Along with him, Harriet brings a systems-level perspective across water, agriculture, nature, and ESG performance, grounded in both corporate and not-for-profit experience. Her emphasis on data, transparency, and communication aligns closely with BIER’s approach and the increasing need to translate complexity into action.
Together, their leadership reflects clarity, discipline, and a continued commitment to meaningful collaboration.
From Roundtable to Resources: How the Work Moves Forward
The Roundtables, alongside BIER’s workstreams, are where shared challenges are surfaced, debated, and refined, and where the foundation is built for the tools and resources that support the broader membership.
From GHG guidance to water stewardship frameworks, benchmarking studies, and playbooks, BIER’s resources are shaped by the conversations and insights that emerge through this collective process.
This is how progress scales:
- Dialogue becomes alignment
- Alignment becomes guidance
- Guidance becomes action
And over time, that action becomes a measurable improvement across the sector.
20 Years of Collaboration — and What Comes Next
Established in 2006, BIER has spent two decades bringing globally recognized beverage companies together to improve environmental performance across water, climate, reporting, circularity, and nature.
What has remained consistent is the belief that no single company can solve these challenges alone.
The Spring 2026 Roundtable was a clear reflection of that; not just in the topics discussed, but in the willingness to engage, question, and move forward together.

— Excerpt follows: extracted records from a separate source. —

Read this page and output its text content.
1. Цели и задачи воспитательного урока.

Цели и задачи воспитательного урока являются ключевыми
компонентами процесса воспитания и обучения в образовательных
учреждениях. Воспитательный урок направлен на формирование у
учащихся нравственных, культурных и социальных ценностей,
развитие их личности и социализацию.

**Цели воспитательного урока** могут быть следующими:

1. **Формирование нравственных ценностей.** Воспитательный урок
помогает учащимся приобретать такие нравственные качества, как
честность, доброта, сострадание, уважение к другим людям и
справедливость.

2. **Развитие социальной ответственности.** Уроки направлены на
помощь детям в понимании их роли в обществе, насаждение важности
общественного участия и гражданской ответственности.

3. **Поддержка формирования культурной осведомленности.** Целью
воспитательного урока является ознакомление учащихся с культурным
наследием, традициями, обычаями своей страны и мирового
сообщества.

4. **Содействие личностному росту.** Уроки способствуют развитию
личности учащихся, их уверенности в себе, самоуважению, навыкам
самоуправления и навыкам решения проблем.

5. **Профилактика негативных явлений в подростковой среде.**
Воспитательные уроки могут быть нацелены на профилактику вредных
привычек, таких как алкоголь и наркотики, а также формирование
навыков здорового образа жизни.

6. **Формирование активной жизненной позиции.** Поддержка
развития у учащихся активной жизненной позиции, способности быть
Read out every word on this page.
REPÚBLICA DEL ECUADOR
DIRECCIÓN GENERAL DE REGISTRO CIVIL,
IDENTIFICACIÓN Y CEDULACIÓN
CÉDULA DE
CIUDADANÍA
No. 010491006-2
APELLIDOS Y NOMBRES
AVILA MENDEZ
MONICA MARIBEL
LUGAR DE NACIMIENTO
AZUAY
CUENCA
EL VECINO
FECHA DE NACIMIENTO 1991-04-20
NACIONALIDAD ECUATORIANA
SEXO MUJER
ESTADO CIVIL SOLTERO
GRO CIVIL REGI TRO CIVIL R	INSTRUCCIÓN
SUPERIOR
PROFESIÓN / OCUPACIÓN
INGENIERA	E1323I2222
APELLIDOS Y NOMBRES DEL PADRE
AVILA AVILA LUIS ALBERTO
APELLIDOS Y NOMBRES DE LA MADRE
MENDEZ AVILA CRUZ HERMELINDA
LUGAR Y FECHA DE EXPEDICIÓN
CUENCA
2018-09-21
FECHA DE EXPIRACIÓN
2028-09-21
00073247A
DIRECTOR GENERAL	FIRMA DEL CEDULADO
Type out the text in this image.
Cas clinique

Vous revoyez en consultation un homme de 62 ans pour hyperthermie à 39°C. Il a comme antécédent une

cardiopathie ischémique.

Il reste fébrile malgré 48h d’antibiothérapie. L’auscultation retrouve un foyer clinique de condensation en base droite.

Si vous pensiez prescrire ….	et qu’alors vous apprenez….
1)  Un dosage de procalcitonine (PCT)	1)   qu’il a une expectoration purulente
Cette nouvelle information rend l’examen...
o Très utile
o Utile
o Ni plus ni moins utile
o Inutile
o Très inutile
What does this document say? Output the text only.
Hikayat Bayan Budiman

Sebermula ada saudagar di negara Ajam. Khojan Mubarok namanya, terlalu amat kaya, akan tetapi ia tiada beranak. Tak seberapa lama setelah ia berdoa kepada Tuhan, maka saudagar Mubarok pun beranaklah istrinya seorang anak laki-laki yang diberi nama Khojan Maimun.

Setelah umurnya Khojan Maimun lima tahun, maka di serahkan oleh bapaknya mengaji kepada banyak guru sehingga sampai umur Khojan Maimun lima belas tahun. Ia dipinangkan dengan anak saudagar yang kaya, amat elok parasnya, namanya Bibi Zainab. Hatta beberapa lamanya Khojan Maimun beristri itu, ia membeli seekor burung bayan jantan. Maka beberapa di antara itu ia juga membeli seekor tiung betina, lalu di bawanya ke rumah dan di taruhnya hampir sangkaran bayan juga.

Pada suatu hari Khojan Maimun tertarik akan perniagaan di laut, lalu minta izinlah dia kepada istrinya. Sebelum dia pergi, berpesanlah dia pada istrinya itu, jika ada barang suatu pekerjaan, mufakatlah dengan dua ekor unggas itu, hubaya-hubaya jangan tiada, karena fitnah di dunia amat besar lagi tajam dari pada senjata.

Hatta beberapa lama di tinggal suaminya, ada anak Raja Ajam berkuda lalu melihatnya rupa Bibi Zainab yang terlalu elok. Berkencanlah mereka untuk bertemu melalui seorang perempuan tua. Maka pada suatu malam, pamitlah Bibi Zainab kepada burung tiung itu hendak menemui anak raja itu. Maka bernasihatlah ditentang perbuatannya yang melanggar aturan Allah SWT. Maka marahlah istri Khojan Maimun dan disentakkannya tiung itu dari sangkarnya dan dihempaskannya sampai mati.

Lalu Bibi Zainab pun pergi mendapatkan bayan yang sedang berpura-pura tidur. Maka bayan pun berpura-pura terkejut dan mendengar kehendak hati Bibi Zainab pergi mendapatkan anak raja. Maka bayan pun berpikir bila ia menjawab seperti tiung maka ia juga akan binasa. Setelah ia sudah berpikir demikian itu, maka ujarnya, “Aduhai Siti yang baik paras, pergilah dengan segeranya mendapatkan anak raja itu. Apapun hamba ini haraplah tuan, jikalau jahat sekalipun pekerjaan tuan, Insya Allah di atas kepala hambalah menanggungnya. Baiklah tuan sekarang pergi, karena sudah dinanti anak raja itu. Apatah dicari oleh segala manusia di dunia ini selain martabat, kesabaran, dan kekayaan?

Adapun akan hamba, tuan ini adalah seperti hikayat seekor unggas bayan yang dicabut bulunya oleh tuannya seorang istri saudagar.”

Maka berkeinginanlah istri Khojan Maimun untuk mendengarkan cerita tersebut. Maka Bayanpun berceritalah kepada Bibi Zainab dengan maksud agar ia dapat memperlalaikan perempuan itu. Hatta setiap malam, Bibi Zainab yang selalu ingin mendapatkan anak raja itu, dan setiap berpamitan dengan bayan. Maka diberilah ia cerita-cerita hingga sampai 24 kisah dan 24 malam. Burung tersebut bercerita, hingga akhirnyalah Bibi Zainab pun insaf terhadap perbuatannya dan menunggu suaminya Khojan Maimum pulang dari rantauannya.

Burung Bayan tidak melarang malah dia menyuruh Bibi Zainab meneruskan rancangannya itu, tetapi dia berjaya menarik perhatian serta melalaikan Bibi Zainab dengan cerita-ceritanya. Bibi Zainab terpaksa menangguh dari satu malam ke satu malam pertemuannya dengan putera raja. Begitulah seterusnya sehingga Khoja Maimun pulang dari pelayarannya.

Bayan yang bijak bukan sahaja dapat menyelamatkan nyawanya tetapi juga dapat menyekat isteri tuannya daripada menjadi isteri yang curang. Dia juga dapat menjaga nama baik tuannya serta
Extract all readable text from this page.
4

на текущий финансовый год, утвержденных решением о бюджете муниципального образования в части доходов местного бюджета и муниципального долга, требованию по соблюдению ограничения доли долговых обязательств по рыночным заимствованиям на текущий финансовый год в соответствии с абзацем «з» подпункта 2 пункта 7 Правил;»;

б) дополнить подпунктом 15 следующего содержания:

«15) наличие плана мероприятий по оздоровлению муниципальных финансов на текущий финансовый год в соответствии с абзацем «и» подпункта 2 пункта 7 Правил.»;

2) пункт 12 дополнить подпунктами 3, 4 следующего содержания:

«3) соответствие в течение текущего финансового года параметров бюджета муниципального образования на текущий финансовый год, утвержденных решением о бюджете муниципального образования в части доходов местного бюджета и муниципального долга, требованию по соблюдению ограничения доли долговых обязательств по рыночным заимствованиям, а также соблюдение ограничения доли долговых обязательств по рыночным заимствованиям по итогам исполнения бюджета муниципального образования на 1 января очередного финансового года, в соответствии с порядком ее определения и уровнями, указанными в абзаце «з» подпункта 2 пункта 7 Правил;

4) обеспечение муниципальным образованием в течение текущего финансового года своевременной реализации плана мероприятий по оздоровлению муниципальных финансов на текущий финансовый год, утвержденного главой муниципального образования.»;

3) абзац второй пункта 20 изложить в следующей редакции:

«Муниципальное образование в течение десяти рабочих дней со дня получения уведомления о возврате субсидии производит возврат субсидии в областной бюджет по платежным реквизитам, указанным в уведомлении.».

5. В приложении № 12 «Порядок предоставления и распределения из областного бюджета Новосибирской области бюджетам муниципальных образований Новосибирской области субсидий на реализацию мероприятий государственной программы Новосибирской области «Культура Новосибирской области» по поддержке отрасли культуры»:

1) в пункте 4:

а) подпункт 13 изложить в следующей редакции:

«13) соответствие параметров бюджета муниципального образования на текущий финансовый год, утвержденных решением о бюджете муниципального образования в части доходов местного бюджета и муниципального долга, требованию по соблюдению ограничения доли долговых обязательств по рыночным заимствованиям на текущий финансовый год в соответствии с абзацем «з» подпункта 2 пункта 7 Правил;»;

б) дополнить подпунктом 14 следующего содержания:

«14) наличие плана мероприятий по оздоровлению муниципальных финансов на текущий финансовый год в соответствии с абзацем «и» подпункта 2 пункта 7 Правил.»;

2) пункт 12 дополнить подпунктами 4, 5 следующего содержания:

As BIER enters its next chapter, the path ahead is not about more conversation for its own sake. It is about continuing to translate shared expertise into practical, science-based solutions that deliver real impact.
The Beverage Industry Environmental Roundtable (BIER) is a technical coalition of leading global beverage companies working together to advance environmental sustainability within the beverage sector.